Al geruime tijd krijgt het Ministerie van Openbare Werken Transport en Communicatie (OWT&C), heel veel klachten vanuit de samenleving, dat enkele kraakperswagens vroeg beginnen in bepaalde woonwijken met het ophalen van huisvuil, waardoor bewoners hun vuil niet meegenomen werd of moesten de bewoners met hun vuil achter de kraakperswagen rennen, zodat het toch meegenomen werd. Vanuit de leiding van de afdeling Vuilophaal- en Verwerkingsdienst (VOV), moesten controleurs steekproeven nemen op het veld, waar enkele aannemers ook betrapt werden op het eerder aangehaalde. Deze aannemers werden aangesproken en hebben ook gehoor gegeven aan de instructies van de controleurs.
Op 30 juni werd de chauffeur van een vuilophaal bedrijf SVV welke bekend staat bij het ministerie betrapt en werd de desbetreffende chauffeur gesommeerd te stoppen, omdat hij eerder is begonnen met de ophaal anders dan het bestek en contract voorschrijft. De chauffeur weigerde gehoor te geven en maakte contact met zijn leidinggevende. Na komst van deze werkgever is het een en andere geuit vanuit beide partijen. Op gegeven moment sommeerde de aannemer de chauffeur het werk voort te zetten. De dienstdoende ambtenaar van het ministerie koos toen toch het voertuig te stopten door voor de wagen te staan.
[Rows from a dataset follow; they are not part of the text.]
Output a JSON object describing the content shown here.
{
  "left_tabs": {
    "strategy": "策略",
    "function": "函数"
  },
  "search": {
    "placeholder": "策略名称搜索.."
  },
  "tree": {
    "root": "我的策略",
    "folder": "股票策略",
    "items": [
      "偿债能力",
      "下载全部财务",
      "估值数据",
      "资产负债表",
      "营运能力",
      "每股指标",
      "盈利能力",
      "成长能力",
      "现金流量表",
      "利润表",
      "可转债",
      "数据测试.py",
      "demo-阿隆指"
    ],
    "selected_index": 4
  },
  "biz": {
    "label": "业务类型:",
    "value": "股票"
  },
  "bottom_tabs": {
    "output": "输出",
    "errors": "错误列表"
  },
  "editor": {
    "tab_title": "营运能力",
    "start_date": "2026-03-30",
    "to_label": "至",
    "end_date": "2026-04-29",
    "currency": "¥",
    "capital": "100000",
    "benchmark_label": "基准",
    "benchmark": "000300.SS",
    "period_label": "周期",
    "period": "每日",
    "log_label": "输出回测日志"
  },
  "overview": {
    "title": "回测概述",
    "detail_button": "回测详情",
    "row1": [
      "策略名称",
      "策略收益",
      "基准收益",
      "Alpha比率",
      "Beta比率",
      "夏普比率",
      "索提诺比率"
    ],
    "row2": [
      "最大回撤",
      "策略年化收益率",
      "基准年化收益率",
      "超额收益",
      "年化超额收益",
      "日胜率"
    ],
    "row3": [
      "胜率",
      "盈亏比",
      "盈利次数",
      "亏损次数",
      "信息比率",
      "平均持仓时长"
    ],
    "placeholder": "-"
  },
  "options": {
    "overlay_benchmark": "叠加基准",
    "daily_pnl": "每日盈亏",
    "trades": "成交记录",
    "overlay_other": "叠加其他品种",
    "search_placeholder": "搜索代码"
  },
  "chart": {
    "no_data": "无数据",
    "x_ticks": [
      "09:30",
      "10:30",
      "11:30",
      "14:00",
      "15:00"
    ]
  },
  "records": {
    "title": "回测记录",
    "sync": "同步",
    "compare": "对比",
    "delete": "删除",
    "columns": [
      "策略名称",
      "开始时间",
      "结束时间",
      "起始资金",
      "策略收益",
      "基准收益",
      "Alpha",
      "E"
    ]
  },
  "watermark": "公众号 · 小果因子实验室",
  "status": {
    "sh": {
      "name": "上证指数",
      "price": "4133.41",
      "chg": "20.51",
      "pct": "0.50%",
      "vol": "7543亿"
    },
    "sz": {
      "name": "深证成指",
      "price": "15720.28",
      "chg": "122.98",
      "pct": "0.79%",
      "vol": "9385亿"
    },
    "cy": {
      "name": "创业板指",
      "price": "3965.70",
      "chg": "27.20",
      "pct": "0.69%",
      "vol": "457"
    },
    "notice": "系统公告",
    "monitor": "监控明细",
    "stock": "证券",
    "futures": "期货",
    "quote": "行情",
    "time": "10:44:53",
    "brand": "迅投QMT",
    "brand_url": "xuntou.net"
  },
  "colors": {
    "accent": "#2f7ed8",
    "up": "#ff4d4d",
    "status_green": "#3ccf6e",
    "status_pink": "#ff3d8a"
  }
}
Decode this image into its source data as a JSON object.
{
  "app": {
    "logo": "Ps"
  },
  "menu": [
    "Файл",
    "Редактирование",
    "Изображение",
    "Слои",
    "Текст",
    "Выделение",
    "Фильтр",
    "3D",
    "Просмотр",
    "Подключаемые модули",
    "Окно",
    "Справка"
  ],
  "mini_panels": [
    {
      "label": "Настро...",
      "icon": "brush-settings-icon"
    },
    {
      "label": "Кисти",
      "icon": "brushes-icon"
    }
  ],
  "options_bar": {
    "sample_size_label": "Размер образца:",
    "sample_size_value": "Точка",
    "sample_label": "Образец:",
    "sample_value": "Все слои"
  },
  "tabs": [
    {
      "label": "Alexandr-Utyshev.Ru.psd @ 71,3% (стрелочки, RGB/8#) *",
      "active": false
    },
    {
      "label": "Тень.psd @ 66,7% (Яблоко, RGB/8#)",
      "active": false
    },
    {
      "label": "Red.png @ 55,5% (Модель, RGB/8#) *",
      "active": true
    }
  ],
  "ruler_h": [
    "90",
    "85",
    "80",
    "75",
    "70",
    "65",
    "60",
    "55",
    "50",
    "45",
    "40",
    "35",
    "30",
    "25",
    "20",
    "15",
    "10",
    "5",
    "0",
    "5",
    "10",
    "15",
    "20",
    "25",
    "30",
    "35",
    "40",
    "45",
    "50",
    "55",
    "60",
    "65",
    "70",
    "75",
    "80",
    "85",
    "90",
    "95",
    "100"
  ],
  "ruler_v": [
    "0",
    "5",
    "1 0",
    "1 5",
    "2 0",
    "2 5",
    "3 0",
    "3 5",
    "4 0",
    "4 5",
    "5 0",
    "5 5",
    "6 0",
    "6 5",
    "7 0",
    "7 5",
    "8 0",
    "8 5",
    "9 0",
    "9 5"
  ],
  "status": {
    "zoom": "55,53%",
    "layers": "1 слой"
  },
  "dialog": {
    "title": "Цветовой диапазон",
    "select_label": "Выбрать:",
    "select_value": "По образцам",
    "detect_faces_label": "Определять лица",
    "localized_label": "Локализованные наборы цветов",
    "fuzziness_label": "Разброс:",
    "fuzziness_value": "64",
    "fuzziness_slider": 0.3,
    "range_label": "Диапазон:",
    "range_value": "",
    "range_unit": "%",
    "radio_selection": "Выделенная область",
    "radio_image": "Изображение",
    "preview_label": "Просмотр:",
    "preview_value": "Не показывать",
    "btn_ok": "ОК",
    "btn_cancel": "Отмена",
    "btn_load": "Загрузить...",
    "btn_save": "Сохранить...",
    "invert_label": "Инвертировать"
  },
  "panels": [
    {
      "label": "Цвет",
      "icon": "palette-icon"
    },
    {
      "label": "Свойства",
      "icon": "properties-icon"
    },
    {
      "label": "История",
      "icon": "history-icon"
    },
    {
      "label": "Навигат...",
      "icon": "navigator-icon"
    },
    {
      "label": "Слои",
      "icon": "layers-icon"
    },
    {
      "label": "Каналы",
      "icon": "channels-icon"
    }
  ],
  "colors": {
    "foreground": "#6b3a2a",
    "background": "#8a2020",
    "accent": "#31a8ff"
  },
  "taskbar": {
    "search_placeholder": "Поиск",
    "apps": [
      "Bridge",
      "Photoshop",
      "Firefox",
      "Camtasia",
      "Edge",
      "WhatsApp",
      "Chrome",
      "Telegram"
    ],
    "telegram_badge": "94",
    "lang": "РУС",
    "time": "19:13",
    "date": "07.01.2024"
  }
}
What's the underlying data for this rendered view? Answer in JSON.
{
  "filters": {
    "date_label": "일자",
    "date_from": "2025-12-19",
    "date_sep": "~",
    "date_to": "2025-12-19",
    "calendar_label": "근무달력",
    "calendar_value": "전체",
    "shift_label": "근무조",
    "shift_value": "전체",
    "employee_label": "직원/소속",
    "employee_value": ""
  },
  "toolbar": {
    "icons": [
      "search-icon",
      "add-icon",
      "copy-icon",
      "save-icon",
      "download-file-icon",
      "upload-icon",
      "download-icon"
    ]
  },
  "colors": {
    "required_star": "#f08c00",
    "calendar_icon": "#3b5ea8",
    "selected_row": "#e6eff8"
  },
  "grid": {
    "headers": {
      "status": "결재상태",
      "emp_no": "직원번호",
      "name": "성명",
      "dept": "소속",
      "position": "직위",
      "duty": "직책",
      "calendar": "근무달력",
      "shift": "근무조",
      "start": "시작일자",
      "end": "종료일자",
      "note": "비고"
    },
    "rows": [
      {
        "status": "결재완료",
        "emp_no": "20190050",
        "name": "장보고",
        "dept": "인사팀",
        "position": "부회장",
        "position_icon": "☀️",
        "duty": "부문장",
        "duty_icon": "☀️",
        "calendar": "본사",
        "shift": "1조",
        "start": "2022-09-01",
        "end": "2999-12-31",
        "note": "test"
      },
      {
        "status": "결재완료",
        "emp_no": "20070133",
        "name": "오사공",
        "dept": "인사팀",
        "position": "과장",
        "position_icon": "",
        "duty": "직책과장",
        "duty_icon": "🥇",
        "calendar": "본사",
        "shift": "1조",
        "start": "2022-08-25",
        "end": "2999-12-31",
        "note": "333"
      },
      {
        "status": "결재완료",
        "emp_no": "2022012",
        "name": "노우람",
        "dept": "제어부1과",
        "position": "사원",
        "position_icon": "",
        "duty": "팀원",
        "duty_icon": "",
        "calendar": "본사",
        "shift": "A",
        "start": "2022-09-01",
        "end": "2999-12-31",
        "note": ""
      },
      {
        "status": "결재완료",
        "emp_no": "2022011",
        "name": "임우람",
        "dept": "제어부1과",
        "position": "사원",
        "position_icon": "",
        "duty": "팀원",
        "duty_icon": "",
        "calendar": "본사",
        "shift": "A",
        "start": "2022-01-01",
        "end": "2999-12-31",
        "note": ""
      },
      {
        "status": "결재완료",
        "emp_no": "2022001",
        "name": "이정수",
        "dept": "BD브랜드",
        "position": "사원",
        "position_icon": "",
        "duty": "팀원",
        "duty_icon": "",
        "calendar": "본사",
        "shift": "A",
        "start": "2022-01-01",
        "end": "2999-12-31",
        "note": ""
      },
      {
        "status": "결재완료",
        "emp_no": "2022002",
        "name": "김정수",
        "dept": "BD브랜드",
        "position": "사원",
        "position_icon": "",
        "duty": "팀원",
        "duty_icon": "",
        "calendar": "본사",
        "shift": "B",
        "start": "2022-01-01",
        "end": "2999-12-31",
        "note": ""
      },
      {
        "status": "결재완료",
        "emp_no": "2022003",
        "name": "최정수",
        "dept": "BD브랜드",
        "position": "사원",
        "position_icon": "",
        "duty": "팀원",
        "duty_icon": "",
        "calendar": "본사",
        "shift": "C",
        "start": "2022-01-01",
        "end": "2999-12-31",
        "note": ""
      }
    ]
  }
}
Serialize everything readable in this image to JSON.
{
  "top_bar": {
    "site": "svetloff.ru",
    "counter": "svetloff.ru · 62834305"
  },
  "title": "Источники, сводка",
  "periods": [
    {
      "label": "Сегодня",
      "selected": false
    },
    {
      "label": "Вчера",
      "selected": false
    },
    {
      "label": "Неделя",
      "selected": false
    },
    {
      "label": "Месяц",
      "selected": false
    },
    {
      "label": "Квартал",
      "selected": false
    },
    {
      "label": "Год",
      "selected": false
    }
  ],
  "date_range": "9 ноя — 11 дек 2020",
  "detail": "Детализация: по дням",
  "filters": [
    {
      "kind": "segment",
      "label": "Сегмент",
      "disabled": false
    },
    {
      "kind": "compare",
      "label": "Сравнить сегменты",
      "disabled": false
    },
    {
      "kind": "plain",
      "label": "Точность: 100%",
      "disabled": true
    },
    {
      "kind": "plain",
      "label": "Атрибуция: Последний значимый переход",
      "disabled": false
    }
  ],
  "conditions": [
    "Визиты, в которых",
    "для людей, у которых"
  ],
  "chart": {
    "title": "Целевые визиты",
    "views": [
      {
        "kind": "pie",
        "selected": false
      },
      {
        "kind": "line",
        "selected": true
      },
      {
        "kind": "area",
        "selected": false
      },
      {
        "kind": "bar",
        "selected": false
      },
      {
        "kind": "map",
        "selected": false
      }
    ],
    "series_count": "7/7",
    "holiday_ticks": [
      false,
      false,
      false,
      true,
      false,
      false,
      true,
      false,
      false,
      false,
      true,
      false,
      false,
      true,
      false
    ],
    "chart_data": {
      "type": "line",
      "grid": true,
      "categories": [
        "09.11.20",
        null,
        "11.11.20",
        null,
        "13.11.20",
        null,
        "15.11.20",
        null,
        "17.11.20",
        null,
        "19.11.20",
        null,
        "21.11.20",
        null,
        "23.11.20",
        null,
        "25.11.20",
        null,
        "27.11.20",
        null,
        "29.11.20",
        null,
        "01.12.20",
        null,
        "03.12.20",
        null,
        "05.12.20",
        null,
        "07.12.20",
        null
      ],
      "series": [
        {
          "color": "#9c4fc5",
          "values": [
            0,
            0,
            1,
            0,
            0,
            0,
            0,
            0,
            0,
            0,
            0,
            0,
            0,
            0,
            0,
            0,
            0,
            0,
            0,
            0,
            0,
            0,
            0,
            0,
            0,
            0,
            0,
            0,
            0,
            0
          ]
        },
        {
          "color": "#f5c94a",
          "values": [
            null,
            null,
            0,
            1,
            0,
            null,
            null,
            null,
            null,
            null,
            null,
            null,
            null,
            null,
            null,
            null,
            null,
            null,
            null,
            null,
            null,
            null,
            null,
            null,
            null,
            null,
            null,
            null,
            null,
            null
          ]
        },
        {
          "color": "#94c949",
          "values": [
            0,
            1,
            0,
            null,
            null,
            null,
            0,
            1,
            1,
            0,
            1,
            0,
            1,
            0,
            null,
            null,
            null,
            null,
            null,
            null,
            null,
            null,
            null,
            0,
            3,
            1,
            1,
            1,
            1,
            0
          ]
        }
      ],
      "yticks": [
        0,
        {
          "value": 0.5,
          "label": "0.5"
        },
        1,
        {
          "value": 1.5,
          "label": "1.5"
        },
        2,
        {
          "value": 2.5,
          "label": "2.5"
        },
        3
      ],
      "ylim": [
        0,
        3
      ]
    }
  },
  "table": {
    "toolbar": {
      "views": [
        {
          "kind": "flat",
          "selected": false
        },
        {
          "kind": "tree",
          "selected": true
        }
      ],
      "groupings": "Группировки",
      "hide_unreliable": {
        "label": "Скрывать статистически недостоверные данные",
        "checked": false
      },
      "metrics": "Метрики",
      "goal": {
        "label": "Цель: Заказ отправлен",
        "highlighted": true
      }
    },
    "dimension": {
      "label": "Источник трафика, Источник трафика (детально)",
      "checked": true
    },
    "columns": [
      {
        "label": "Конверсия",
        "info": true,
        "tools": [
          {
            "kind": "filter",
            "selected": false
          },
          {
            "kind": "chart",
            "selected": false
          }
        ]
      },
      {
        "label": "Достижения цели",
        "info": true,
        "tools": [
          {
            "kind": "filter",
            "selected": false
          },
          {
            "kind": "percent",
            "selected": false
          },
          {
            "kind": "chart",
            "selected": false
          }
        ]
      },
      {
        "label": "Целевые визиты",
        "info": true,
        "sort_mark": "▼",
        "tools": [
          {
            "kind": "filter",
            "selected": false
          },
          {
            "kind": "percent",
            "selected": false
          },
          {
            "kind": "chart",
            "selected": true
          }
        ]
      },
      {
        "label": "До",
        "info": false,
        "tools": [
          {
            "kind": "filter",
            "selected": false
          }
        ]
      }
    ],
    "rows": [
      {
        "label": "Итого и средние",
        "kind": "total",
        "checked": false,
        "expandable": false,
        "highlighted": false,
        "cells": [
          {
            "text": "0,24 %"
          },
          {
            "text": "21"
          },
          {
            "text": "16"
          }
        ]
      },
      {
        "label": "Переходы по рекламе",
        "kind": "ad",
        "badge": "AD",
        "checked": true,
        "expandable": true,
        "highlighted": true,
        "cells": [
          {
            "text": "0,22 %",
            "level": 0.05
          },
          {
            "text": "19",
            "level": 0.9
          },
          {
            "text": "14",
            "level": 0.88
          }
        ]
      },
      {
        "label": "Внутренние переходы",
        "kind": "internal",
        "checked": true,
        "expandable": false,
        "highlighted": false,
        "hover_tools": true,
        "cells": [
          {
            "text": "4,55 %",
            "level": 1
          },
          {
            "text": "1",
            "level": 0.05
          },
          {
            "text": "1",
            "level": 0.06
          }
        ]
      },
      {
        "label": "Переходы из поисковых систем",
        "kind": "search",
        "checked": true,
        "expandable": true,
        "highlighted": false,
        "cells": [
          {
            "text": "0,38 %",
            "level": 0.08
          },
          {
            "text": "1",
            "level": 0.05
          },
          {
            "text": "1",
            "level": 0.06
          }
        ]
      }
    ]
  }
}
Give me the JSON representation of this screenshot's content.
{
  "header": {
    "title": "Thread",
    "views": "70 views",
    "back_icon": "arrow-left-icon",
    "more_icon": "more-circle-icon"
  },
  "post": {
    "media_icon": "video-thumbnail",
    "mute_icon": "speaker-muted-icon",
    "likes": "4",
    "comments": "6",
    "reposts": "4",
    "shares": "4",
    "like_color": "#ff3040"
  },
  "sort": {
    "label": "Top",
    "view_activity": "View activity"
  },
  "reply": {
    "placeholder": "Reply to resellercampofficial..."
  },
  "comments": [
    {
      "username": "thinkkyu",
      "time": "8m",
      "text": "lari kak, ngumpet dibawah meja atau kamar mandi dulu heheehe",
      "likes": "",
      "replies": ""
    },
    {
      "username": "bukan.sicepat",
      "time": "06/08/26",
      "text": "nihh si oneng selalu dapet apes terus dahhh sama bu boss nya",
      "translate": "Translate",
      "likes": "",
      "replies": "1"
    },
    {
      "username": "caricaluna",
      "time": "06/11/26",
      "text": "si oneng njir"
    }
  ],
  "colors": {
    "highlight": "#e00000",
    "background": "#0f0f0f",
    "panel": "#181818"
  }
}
Deze handeling viel niet in goede aarde bij de aannemer, die op zijn beurt de chauffeur sommeerde door te rijden, wat tot gevolg had dat de werknemer die rechtmatig bezig was zijn werk uit te voeren zou moeten opschuiven om te voorkomen dat hij werd overreden. Vervolgens werd de dienst normaal hervat door de aannemer die geen gehoor gaf aan de sommeringen van de ambtenaar.
Er is nooit en te nimmer door het ministerie een wijziging gebracht met betrekking tot de ophaaltijd, zoals de aannemer aangeeft. Hij geeft aan dat hij gebeld is geworden door VOV, maar weet niet wie de persoon was die hem gebeld heeft. Hij beweerde ook dat andere aannemers gebeld zijn geworden, maar bij navraag bij sommige aannemers blijkt dat niet zo te zijn. De leiding is van mening dat als de aannemers een dispensatie brief hebben ontvangen dat ze hun werk conform het bestek en contract dienen uit te voeren.